Mitt der Fotoserie „Auf der Suche nach der verlorenen Erinnerung“ setzt sich die Hamburger Künstlerin Katrin Jakobsen mit einem familiären Schweigen auseinander, das exemplarisch für eine ganze Generation steht. Als Nachkriegskind, Jahrgang 1958, wächst sie mit einem Vater auf, der über seine Jugend im nationalsozialistischen Deutschland und seine Kriegserfahrungen eisern schweigt. Fragen nach Schuld, Verantwortung und persönlicher Geschichte bleiben unbeantwortet.
Erst nach dem Tod des Vaters fällt ihr ein winziges Notizbuch in die Hände. Auf dem roten Ledereinband, immer wieder von Hand mit Bleistift geprägt, steht 1945. Es ist das Kriegstagebuch ihres Vaters.
Zunächst ist da die Angst vor dem, was sich darin finden könnte.
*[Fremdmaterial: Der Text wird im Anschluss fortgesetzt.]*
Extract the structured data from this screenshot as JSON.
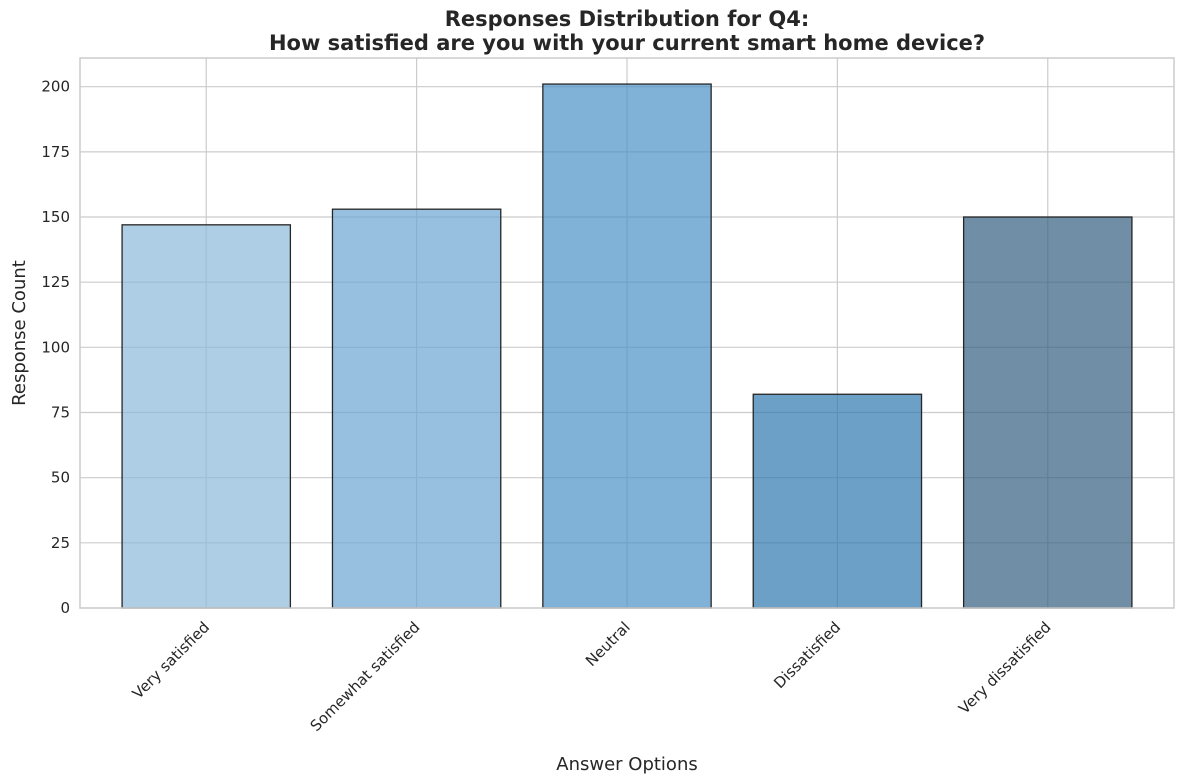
{
  "chart_data": {
    "type": "bar",
    "title_line1": "Responses Distribution for Q4:",
    "title_line2": "How satisfied are you with your current smart home device?",
    "xlabel": "Answer Options",
    "ylabel": "Response Count",
    "categories": [
      "Very satisfied",
      "Somewhat satisfied",
      "Neutral",
      "Dissatisfied",
      "Very dissatisfied"
    ],
    "values": [
      147,
      153,
      201,
      82,
      150
    ],
    "colors": [
      "#8cb9da",
      "#6ba4d1",
      "#4a91c8",
      "#2f78ae",
      "#335f80"
    ],
    "ylim": [
      0,
      211
    ],
    "yticks": [
      0,
      25,
      50,
      75,
      100,
      125,
      150,
      175,
      200
    ],
    "grid": true,
    "legend": "none"
  }
}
Doch das nahezu unleserliche Tagebuch enthält keine Gräuel, keine Nazi-Parolen – sondern einfach nur die Gedanken eines Achtzehnjährigen in russischer Kriegsgefangenschaft, der wieder nach Hause will. Und es auch beim zweiten Fluchtversuch schafft.
Ausgehend von diesem Fund und nach monatelangen Recherchen, folgt die Künstlerin dem Heftchen ihres Vaters durch Tschechien, Rumänien, Ungarn und die Ukraine. Zu jedem zentralen Eintrag entsteht ein Foto, mit Datum, Ort und Zitaten aus dem Tagebuch. Und unter den Worten des Vaters – als Verbindung über die Zeit hinweg – ihre Antwort von heute.
Endlich der Dialog, den die Künstlerin ihr Leben lang vermisst hat.
Vernissage am 5. März um 19:00 Uhr mit der Künstlerin Katrin Jakobsen.
Freier Eintritt zur Sonderausstellung im Weinkeller während der regulären Öffnungszeiten des Mahnmals St. Nikolai.